I can describe my present relationship with the subways as toxic and abusive. I have never felt more unsafe when I am below ground. According to the New York Times, “the rate of felony assaults in the subways in 2021 through November was triple that in the same period in 2019. For those same periods, the robberies per million riders more than doubled.” And with the drop in temperature outside, the number of homeless and/or mentally ill individuals that go underground appear to increase. In the past couple of months, I have witnessed countless terrifying incidents of individuals who are clearly unstable and unfit to be out and about with the general public. I have moved to different subway cars due to feeling imminent danger. I have exited the train station altogether due to an agitated person on the platform. I have scolded a man who was harassing a group of preteen girls. I have alerted the train conductor twice in a month to report precarious situations. I have walked away from screaming individuals when I refused to give them money. I have encountered more frightening events than I ever had collectively since I started riding the subways at the age of four. And what makes it worse is that I rarely ever see police presence unless they are specifically called in AFTER a crime has taken place. Like many New Yorkers, I depend on the subways for work. This is what makes the relationship truly toxic.
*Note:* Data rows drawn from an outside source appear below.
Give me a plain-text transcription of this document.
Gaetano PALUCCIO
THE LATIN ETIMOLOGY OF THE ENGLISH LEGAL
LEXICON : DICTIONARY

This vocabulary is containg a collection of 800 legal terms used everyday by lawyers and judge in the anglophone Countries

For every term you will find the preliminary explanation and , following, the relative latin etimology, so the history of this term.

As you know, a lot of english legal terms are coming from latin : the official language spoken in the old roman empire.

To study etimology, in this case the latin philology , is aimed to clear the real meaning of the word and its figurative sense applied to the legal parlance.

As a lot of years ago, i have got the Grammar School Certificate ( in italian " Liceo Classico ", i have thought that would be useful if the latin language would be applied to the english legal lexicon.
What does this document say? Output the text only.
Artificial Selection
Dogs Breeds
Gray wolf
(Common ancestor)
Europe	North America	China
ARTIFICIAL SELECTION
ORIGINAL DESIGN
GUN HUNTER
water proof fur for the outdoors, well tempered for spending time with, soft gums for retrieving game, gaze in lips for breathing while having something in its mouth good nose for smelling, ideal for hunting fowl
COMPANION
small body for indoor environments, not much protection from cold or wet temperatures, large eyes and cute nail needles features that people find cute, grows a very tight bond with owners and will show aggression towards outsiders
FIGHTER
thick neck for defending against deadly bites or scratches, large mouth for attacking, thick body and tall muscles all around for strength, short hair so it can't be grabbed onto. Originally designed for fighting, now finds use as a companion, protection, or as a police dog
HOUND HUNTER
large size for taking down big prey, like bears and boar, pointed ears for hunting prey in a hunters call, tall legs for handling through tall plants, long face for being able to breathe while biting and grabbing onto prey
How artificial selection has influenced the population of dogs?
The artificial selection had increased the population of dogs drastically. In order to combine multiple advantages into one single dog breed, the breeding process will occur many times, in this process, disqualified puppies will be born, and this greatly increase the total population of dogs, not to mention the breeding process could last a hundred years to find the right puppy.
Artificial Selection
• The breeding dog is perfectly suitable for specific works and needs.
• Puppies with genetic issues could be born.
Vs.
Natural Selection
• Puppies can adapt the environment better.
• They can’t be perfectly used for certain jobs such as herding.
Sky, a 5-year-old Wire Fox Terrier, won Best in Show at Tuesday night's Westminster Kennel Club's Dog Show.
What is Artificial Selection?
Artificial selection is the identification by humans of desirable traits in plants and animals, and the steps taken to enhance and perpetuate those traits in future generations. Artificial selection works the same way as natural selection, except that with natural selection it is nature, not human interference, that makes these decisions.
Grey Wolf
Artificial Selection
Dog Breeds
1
After this past weekend, I can say that my feelings about the subway system may have reached an all time low. The senseless murder of Go who was shoved to her death at the Times Square subway station has magnified the decay of the subway system that seems to have no bottom. Michelle was an Asian American woman standing on a subway platform during a dual pandemic in the midst of unstable and hateful people. These conditions made it almost inevitable for something like this to happen. Michelle was a target and a tragic consequence of a failing system in many ways. I am mourning someone who looked and seemed like someone I would know and like. It is so deeply painful and magnifies the trauma that many of us now hold as Asian Americans living in this country.
My decades-long relationship with the subway has had its share of ups and downs, but until now, I have never reached a point that I am willing to bid it farewell once and for all. Whether the subway system will improve or sink to further decay remains to be seen and rests on the shoulders of our new mayor and administration. I am hoping for the best, but also expecting the worst. We’ll just have to wait and see.